Recruit and retain. Staff resources are a challenge for many firms, but there are steps that you can take. Aggressive recruiting and retention can help protect these valuable resources that your firm needs to grow, as one Utah CPA firm has learned.

With revenues in the range of $4 million to $6 million, the firm planned to put 2% to 5% of profits into new initiatives this year. The primary focus: to add a significant number of new staff to expand resources and capabilities. Currently, the firm maintains one office with 10 equity owners and 35 staff.

"While we need to take advantage of the demand to grow the firm, it could, admittedly, result in increased nonbillable percentages," a partner said. Nonetheless, the firm sees it as a sound and necessary investment and cites competing for talent as its No. 1 strategic issue. "The competition as we see it is not so much for the work as it is for staff," he explains.
And not surprisingly, the firm’s second most important strategic issue is a shortage of qualified staff. "We intend to cope with our staffing needs by increasing both recruitment and retention initiatives," the partner says.

First, the firm is expanding its recruitment efforts by involving more firm members and making recruitment a year-round initiative. Second, it is increasing the firm’s exposure at universities, as well as maintaining job postings at recruitment sites and on its own web site. Finally, the firm is offering referral bonuses to current staff.

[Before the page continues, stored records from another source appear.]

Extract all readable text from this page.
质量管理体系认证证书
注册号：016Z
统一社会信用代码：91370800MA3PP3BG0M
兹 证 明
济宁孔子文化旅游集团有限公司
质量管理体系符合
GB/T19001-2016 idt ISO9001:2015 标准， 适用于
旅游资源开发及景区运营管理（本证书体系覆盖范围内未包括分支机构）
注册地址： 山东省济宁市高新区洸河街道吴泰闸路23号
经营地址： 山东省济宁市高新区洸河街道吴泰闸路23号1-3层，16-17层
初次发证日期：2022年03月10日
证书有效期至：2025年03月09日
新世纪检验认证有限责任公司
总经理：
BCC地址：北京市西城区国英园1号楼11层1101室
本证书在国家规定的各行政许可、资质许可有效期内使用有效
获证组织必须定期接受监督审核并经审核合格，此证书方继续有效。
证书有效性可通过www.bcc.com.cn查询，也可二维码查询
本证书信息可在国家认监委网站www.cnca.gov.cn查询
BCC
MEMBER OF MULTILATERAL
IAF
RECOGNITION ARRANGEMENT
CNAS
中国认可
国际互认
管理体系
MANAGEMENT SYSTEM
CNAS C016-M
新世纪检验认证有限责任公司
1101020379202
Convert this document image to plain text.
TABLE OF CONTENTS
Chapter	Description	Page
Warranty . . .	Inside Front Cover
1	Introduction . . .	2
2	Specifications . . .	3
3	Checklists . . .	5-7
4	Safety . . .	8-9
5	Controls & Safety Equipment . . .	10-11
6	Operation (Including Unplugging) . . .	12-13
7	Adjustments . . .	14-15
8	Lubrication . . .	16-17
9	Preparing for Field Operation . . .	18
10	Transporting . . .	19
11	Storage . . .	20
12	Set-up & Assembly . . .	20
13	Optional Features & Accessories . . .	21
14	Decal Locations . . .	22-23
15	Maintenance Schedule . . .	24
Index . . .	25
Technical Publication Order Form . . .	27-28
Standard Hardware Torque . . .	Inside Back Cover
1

To increase retention, the firm is raising staff compensation, changing its hierarchy structure to ensure more efficient use of its existing staff, and increasing training so that staff can move up or around the firm more quickly and efficiently.
New benefits being offered are:

  • signing bonuses;
  • mentor program;
  • flex-time;
  • part-time telecommute option;
  • career path planning; and
  • marketing and training.

These staff efforts should help the firm with planned growth that includes new practice areas and an emphasis on marketing to existing clients.

From the December 2007 issue of Accounting Office Management & Administration Report.